The first thing that came out of the envelope was a check for $20 that Children's Hospital had sent to an Alexandria man.
After heavy snow made it almost impossible for ordinary automobiles to use area streets last month, local hospitals sent out a plea for help. They asked owners of four-wheel-drive vehicles to haul nurses and other hospital personnel to and from their jobs.
The Alexandria man owns a Jeep. He had responded to the call for help. Now Children's Hospital was sending him a letter of thanks and a token of its appreciation. But the man wanted to return the check to the hospital because he knew of its need for money. "The people at the hospital were wonderful - warm, friendly, sincere," he wrote in a letter that accompanied the check. "The nurses and technicians were very appreciative. But the people of Washington were something else again.
"Because of their conduct. I will never again volunteer for such service.
"The snow brought out a majority of Washington's population, most of whom chose to turn the city's streets into parade grounds.
"They strutted, pranced, sauntered and lazed their way up and down major arteries and made it very difficult for vehicles to get through. They moved from the path of an approaching car with all the speed of a glacier. They repeatedly risked injury by moving scarcely two inches to the side of oncoming vehicles. One slip, one skid-and tragedy!
"Snowballs, thousands of them, were hurled at cars by children from 6 to 60. The rudeness, nonstop rudeness, was unparalleled. One man stopped his car in the middle of the block to chat with friends - for 10 minutes! Other drivers had the choice of waiting behind him or trying to break through huge snowdrifts to try to get around him. They waited.
"Drivers about to turn downhill into one-lane streets could see cars struggling to get up the hill, but instead of waiting for a few moments to give the uphill car a break, they completed their turns and set up confrontations. Several times I had to back down to the bottom of a hill to let other cars through, and then I'd start back up.

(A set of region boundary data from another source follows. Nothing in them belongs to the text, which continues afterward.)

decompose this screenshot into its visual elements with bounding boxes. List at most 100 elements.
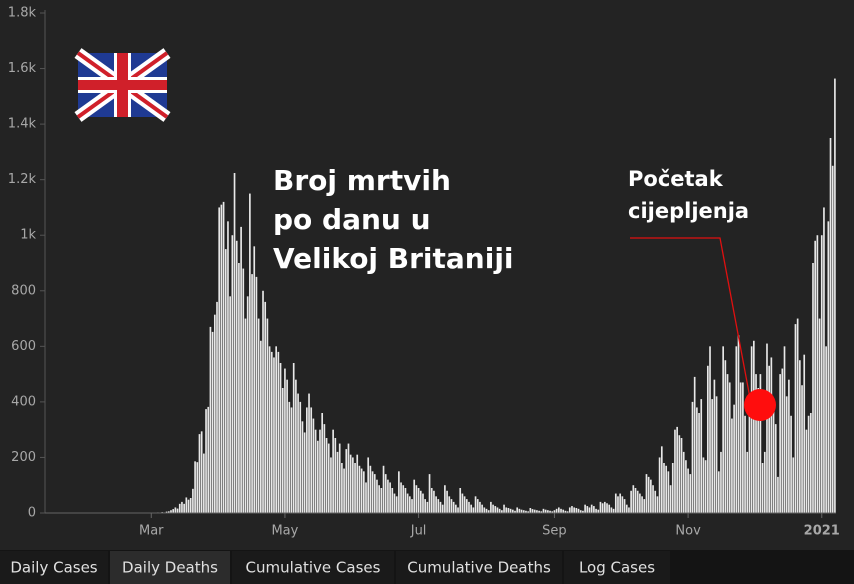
- bar: [755, 374, 757, 513]
- bar: [200, 431, 203, 513]
- bar: [702, 457, 705, 513]
- bar: [323, 424, 326, 513]
- tab[interactable]: [232, 551, 394, 584]
- tab[interactable]: [110, 551, 230, 584]
- tab[interactable]: [396, 551, 562, 584]
- bars: [141, 78, 836, 514]
- bar: [360, 468, 363, 513]
- bar: [682, 451, 685, 513]
- bar: [724, 360, 727, 513]
- annotations: Broj mrtvih po danu u Velikoj Britaniji Poč…: [273, 164, 749, 275]
- bar: [227, 221, 229, 514]
- bar: [268, 346, 271, 513]
- bar: [555, 508, 558, 513]
- bar: [413, 479, 416, 513]
- tab-label[interactable]: Daily Cases: [10, 559, 97, 577]
- bar: [689, 474, 692, 513]
- bar: [189, 498, 192, 513]
- bar: [257, 318, 260, 513]
- bar: [496, 507, 499, 513]
- bar: [663, 463, 665, 513]
- annotation-pointer: [630, 237, 751, 399]
- bar: [356, 454, 359, 513]
- bar: [527, 511, 529, 513]
- bar: [321, 413, 324, 513]
- bar: [720, 451, 722, 513]
- bar: [231, 235, 234, 513]
- bar: [185, 497, 188, 513]
- bar: [783, 346, 786, 513]
- bar: [470, 504, 473, 513]
- bar: [376, 479, 378, 513]
- bar: [183, 503, 185, 513]
- bar: [604, 501, 606, 513]
- tab-label[interactable]: Log Cases: [579, 559, 655, 577]
- bar: [542, 508, 545, 513]
- bar: [338, 443, 341, 513]
- bar: [698, 413, 700, 513]
- bar: [709, 346, 711, 513]
- bar: [731, 418, 733, 513]
- tab-label[interactable]: Cumulative Cases: [246, 559, 381, 577]
- bar: [801, 385, 803, 513]
- bar: [540, 511, 543, 513]
- bar: [713, 379, 716, 513]
- y-tick-label: 1.6k: [8, 61, 37, 76]
- bar: [452, 501, 455, 513]
- bar: [246, 296, 249, 513]
- bar: [639, 493, 641, 513]
- bar: [619, 493, 622, 513]
- bar: [457, 507, 459, 513]
- bar: [485, 508, 488, 513]
- bar: [468, 501, 470, 513]
- tab-label[interactable]: Cumulative Deaths: [407, 559, 551, 577]
- bar: [608, 504, 611, 513]
- bar: [224, 249, 227, 513]
- bar: [805, 429, 808, 513]
- y-tick-label: 1k: [20, 228, 36, 243]
- bar: [362, 471, 365, 513]
- y-tick-label: 1.8k: [8, 6, 37, 21]
- bar: [411, 499, 413, 513]
- bar: [187, 499, 190, 513]
- bar: [275, 346, 277, 513]
- bar: [803, 354, 806, 513]
- bar: [417, 488, 420, 513]
- x-tick-label: 2021: [804, 524, 840, 539]
- bar: [586, 506, 589, 513]
- bar: [544, 509, 547, 513]
- bar: [722, 346, 724, 513]
- bar: [564, 510, 567, 513]
- bar: [774, 424, 777, 513]
- annotation-text: po danu u: [273, 203, 431, 236]
- bar: [354, 463, 356, 513]
- bar: [525, 510, 527, 513]
- bar: [623, 499, 626, 513]
- tab[interactable]: [564, 551, 670, 584]
- bar: [656, 496, 659, 513]
- bar: [582, 510, 584, 513]
- bar: [229, 296, 231, 513]
- bar: [536, 510, 538, 513]
- bar: [660, 446, 663, 513]
- bar: [336, 451, 339, 513]
- bar: [794, 324, 797, 513]
- bar: [560, 508, 562, 513]
- bar: [812, 263, 814, 513]
- bar: [590, 504, 593, 513]
- bar: [270, 351, 273, 513]
- tabs[interactable]: Daily Cases Daily Deaths Cumulative Cases C…: [0, 551, 670, 584]
- bar: [435, 496, 437, 513]
- bar: [577, 508, 580, 513]
- bar: [511, 509, 514, 513]
- tab[interactable]: [0, 551, 108, 584]
- bar: [711, 399, 714, 513]
- bar: [691, 401, 694, 513]
- bar: [476, 499, 479, 513]
- bar: [367, 457, 370, 513]
- bar: [238, 263, 240, 513]
- bar: [299, 401, 302, 513]
- bar: [816, 235, 819, 513]
- bar: [617, 496, 619, 513]
- tab-label[interactable]: Daily Deaths: [122, 559, 218, 577]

"At one point, two drivers stopped their cars in the middle of an intersection, got out, and slugged it out like Ali vs. Frazier. One driver told me that as he inched up a hill, a pedestrian reached out and deliberately, people whose chidren we were trying to help were turning an act of love into one of the most difficult, trying, maddending and occasionally frightening events of my life. Even now, more than a month later, my anger rises and my feelings of frustration remain acute. I will not volunteer for such service again."
I will return your check to the hospital, sir, but I hope your anger will be diminished by additional reflection on the reasons for the conduct that caused it.
For many people, the snow brought unexpected happiness. It was a good excuse for not going to work, for participating in a carnival-like celebration, and perhaps for enjoying winter sports.
These happy people didn't give much thought to the possibility that others on the street might be en route to urgent assignments. Human beings are self-centered and tend to make their judgments in terms of their own needs and preferences at that moment.
For example, when we're in the mood to have fun at a party, we consider 11:30 p.m. early. The night is still young. But when we're sleepy and have to get up early the next morning, 11:30 p.m. is very late. We tell the revelers in the next apartment to cut down the noise or we'll call the cops.
A man who is enjoying a winter carnival can block traffic for 10 minutes while he chats with a pedestrian because when he's enjoying a day off he assumes everybody else is also on holiday. Similarly, a man embarked on urgent business has no understanding of, or patience with, a dawdler who blocks his path.
In short, we humans are not very good at empathizing. We don't spend much time or effort on trying to understand the other fellow's views, needs preferences or predicaments. What else is new?
Remember how quickly Mayor Barry solved the pothole problem a month ago? I have bad news for him.
The patches have disappeared but the holes are still there.